Elijah, Robert Bass & the Collegiate Chorale, Carnegie Hall, 11/19/07
Reviews
01-Feb-2008
OPERA NEWS - February 2008
Elijah, blockbuster hit of the 1846 Birmingham Music Festival and a favorite of the Victorian Era, makes only rare appearances nowadays. When Robert Bass and his Collegiate Chorale brought Mendelssohn's giant oratorio to Carnegie Hall on November 19, with Bryn Terfel in the title role and two hundred-odd choristers massed across the stage, the event was up to scale in every way. The chorus's opening cry of "Help, Lord!" shook the floor as well as the rafters, and everyone got set for a bracing evening.
Terfel, clad in simple clerical-looking garb, showed his resourcefulness as an artist by conceiving Elijah as an operatic character while singing his music more in a recital style - personal, detailed, free of grandstand rhetoric, with an informal dignity that ranged from intimate to awesome. Elijah as depicted in this text (William Bartholomew's English version of Carl Klingemann's Biblical adaptation) is meaty enough for a Masterpiece Theatre special - fanatical and bossy, even to the point of shouting stage directions to the Almighty, yet also humble, even self-effacing. Terfel made the most of it all, using skills of both opera and song, easing seamlessly from one to the other.
There was intensity and tenderness in his simple, expressive prayer to restore the Widow's son to life. In the scene where Baal's power is tested against Jehovah's, the Welsh baritone's dynamic range, word clarity and natural elocution projected the text evocatively, while his solo with chorus, "Look down on us from heaven, o Lord," offered a textbook case of bel canto smoothness and shapely movement. No less masterly was his transition from Part I to Part II, where Elijah starts to age and tire under the demands of his mission. With no help from scenery or stage event, one felt the prophet's humanity as well as the length, breadth and burden of his saga.

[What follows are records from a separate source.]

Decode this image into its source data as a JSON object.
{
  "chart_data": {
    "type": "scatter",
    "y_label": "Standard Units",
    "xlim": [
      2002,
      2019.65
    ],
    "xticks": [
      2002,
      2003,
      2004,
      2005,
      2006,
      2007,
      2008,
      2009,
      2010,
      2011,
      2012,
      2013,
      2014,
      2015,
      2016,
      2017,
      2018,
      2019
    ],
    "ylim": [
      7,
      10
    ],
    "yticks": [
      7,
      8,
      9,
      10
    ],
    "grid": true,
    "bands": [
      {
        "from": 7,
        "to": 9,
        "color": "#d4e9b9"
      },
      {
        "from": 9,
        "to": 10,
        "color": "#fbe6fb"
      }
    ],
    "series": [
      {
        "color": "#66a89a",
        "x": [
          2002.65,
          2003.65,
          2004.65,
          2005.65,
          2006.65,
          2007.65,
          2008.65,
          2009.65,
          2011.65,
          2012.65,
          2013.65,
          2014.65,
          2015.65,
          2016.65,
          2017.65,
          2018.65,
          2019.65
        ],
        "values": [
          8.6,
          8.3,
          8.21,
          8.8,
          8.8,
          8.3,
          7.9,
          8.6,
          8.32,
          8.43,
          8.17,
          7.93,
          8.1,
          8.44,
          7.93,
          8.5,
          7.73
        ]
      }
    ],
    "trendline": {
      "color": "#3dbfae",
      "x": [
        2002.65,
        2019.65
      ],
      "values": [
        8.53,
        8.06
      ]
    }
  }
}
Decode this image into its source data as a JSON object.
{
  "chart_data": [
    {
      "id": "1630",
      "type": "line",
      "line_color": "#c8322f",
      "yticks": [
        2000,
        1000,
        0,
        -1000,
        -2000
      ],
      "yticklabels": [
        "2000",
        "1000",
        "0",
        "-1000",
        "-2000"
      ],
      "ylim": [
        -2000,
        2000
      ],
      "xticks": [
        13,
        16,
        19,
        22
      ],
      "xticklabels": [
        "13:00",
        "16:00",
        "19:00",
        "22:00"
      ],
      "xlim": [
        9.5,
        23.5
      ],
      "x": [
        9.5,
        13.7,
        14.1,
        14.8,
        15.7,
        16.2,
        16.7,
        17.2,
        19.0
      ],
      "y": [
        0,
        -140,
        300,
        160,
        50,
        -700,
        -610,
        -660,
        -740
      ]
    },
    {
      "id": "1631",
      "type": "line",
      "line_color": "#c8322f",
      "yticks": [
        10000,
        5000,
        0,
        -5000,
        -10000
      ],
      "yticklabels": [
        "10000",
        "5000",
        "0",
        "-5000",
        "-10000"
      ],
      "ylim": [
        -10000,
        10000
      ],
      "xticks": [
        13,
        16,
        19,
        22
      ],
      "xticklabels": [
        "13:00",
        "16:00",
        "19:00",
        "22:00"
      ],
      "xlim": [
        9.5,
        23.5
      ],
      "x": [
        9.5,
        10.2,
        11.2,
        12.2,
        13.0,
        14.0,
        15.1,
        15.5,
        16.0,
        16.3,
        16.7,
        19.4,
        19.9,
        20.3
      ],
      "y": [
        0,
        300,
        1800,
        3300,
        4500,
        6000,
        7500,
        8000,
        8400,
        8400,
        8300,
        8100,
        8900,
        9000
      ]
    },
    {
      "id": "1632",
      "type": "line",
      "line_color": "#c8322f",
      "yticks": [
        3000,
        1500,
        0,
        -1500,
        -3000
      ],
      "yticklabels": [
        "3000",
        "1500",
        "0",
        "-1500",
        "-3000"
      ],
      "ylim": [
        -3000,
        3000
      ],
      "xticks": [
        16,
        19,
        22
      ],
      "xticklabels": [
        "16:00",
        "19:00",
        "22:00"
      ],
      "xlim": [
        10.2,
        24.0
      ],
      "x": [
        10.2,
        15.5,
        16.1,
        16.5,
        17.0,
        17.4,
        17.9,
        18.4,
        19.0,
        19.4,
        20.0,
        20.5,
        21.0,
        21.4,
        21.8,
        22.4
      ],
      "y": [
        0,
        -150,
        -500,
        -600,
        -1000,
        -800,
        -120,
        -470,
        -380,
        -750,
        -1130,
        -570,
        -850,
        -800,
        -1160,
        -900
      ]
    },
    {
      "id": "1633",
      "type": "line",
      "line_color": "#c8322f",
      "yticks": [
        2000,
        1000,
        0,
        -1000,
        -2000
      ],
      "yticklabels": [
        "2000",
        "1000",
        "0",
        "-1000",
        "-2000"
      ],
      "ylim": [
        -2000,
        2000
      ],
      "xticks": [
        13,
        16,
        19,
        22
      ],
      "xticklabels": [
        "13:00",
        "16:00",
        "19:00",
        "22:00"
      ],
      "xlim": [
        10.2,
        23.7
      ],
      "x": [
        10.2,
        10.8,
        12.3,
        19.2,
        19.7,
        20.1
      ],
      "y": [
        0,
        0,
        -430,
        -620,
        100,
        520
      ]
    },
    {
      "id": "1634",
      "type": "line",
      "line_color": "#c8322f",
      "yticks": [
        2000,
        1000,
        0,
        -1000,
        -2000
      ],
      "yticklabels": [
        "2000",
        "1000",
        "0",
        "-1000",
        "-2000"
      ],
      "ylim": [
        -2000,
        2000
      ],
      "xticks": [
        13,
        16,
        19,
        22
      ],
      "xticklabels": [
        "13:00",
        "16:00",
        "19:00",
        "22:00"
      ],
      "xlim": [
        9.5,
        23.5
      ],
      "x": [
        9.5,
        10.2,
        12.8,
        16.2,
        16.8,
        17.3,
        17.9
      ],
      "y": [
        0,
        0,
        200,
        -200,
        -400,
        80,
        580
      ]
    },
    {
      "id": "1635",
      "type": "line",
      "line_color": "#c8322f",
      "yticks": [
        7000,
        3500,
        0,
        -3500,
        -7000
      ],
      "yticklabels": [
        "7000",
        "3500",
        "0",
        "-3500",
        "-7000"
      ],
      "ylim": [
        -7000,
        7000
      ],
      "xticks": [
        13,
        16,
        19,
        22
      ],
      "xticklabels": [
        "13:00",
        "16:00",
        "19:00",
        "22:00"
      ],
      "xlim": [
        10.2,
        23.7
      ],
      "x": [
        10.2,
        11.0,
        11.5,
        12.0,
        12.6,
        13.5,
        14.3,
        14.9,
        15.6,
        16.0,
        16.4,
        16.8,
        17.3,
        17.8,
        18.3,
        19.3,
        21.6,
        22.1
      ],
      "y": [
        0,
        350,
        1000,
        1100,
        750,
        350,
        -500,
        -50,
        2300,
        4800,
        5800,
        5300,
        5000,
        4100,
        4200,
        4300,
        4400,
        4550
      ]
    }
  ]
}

All told there were ten soloists, some in bit parts. As Obadiah, Elijah's sidekick, Iowa-born tenor Eric Cutler showed nicely focused tone, never any weightier than necessary, so well-aimed that it carried at every volume level. With Mendelssohn in songwriting vein ("If with all your hearts"), Cutler readily switched from clean-lined recitative to warm lyrical effusion. The soprano soloist, Hei-Kyung Hong, seemed a bit light for her assignments but sounded at her best at the start of Part II with "Hear ye, Israel" - sorrowful, urgent and lyrical all at once. The mezzo soloist, Nancy Maultsby, played both King Ahab's wife, Jezebel, with nasty dramatic zest, and an Angel, offering a mellifluous, reassuring, smoothly linear alto solo, "O rest in the Lord."
Though Part II runs downhill dramatically, it compensates with luscious ensembles, notably a female trio of Angels ("Lift thine eyes"), a female quartet of Seraphim with chorus ("Holy is God the Lord") and a mixed quartet ("O come, ev'ryone that thirsteth") just before the bang-up final chorus. In these scenes and elsewhere, the Chorale fielded a team of well-qualified soloists, completed by Elizabeth Hillebrand, Sarah Bleasdale, John Bernard, Lester Lynch and Lawrence Long, with boy soprano Daniel Castellanos singing a Youth's brief lines with bright, clear tone. The Chorale sang lustily or gently, as the occasion demanded, and with enthusiastic unanimity. The Orchestra of St. Luke's played its part with professional dispatch.
Presiding over this array of forces, Robert Bass, the Chorale's music director since 1980, paced the music smartly and shaped it with cohesion. Though he gave the soloists some leeway, there was an overall sense of tautness, bordering on rigidity - motivated, perhaps, by a desire to maintain discipline and prevent the work from loosening up or bogging down. Elijah is one of those "grand machines" connecting the Handelian oratorio tradition to such modern extravaganzas as Schoenberg's Gurrelieder and Walton's Belshazzar's Feast. Its return to Carnegie Hall, and Bryn Terfel as its protagonist, earned prolonged cheers.